Potential Implications for Parkinson’s Disease in Study of How Estrogen Controls Brain Inflammation in Birds

Researchers at American University in Washington, D.C. studied the rapid response that takes place in the brains of zebra finches in response to trauma and found that estrogen, produced by glial cells in the brain in response to injury, has the ability to control excessive inflammation.

These findings might represent a new approach to control excessive brain inflammation, a condition that has neurodegenerative effects and is associated with many conditions such as Parkinson’s disease.

The research results were presented by study leader Prof. Colin Saldanha at the annual meeting of the Society for Neuroscience in Washington, D.C. The research by Saldanha’s group has been funded for more than a decade by the U.S. National Institutes of Health because of its potential application in treating neurodegenerative diseases.

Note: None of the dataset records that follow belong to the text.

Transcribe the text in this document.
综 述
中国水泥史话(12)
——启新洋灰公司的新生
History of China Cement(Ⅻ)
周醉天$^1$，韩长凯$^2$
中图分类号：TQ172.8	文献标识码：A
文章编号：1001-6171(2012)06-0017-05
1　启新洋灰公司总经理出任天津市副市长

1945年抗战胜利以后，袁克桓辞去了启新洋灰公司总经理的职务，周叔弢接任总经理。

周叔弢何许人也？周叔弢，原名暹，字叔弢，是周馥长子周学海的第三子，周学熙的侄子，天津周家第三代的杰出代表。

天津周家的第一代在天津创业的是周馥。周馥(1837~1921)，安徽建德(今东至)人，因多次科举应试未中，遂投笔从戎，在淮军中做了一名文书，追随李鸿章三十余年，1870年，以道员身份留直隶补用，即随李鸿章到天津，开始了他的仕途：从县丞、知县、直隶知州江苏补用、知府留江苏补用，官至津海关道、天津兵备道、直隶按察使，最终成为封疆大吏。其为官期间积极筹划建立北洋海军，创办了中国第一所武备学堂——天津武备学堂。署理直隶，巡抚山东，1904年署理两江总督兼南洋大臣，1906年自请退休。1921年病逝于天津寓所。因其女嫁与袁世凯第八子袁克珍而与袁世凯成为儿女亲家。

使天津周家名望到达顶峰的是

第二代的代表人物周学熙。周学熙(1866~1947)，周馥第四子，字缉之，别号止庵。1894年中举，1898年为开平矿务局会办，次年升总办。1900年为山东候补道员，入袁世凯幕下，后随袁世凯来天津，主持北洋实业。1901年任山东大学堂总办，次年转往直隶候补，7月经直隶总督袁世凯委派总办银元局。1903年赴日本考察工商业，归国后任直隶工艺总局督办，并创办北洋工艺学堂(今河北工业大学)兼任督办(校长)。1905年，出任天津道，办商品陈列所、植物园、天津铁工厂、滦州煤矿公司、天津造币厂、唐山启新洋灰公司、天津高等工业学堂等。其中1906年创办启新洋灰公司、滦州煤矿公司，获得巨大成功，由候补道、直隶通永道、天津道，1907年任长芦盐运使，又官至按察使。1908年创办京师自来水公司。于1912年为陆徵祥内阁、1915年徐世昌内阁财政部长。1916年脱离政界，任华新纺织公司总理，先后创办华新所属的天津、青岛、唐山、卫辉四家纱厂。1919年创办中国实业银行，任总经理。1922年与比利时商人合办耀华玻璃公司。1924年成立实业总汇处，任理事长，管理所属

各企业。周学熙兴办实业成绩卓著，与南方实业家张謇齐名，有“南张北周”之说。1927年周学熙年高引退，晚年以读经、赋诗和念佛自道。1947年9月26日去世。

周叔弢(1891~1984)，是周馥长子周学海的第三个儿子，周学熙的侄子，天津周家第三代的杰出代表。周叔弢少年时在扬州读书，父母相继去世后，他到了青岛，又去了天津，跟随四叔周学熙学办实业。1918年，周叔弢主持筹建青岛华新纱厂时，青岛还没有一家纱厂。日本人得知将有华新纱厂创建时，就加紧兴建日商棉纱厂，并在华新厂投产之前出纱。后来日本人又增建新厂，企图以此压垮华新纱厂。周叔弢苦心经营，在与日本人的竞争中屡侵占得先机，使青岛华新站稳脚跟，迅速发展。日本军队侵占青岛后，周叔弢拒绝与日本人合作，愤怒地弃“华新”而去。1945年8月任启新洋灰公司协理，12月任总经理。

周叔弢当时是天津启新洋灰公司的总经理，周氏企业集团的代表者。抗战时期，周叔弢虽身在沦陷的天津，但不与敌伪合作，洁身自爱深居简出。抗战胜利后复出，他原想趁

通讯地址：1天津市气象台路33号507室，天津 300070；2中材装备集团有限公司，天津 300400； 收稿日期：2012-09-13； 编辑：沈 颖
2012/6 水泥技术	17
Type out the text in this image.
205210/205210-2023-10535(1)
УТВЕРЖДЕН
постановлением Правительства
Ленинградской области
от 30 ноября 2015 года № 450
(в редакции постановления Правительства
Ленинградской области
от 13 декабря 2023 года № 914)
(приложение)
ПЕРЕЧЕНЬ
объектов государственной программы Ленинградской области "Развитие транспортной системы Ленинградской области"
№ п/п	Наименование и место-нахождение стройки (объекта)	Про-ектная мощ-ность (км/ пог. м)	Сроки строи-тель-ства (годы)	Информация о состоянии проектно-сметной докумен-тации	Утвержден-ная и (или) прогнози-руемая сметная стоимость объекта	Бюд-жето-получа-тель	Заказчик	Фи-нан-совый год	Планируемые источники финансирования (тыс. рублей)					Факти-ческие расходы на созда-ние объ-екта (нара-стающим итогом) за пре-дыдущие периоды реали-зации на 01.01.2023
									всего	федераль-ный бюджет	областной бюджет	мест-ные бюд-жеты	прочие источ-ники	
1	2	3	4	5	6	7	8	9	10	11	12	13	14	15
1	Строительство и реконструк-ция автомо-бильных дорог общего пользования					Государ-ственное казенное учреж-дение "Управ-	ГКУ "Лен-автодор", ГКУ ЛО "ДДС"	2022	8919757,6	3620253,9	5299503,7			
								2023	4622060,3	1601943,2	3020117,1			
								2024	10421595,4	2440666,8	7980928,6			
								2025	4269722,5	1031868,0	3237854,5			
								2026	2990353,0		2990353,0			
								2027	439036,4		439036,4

While inflammation is a vital and normal part of the body’s immune response, it affects the brain in a different way when compared to other parts of the body. Research has shown that chronic and excessive inflammation is linked to neurodegeneration, leading to cell damage and neuronal death in areas of the brain that control movement and memory.

After a brain injury, controlling excessive inflammation is imperative to preserving brain function. Saldanha, a neurobiologist and member of AU’s Center for Behavioral Neuroscience, and his team have been studying the role of estrogen in inflammation using songbirds as animal models due to their brain plasticity, among other reasons. Like humans and other animals, songbirds also produce estrogen in their brains.

Previous research has shown how hormones communicate with neurons through a new method called synaptocrine signaling, in which neurons create and feed higher levels of estrogen to each other. Moreover, researchers have discovered that, following brain injury, glial cells — non-neuronal cells with vital functions in the nervous system — synthesize estrogen.

The team focused on the rapid estrogen response observed in the brains of songbirds because the release of estrogen in the brain to control inflammation happens within 24 hours, while in mammals this process takes place over several days, which can lead to failing to protect against neurodegeneration. The results revealed that glial cells activated the rapid response in the brains of songbirds.

The team induced acute injury in the animals, which caused inflammation via cytokine release, and observed that the estrogen response was controlled by preventing a key protein, aromatase, from working.

First, researchers injured both sides of the brain, but exposed only one side with estrogen, which showed less inflammation. Then they injured both sides of the brain and limited aromatase function to only one side of the brain. On the side without aromatase, inflammatory cytokines remained dangerously elevated.

These results reveal that estrogen controls inflammation and its production happens in response to brain injury. “We can’t just pump people full of estrogen. It can have very bad effects on systems other than the brain. It’s very tricky, which is why exploring this is so important, so we can figure out how to harness its power without any deleterious side effects,” Saldanha concluded.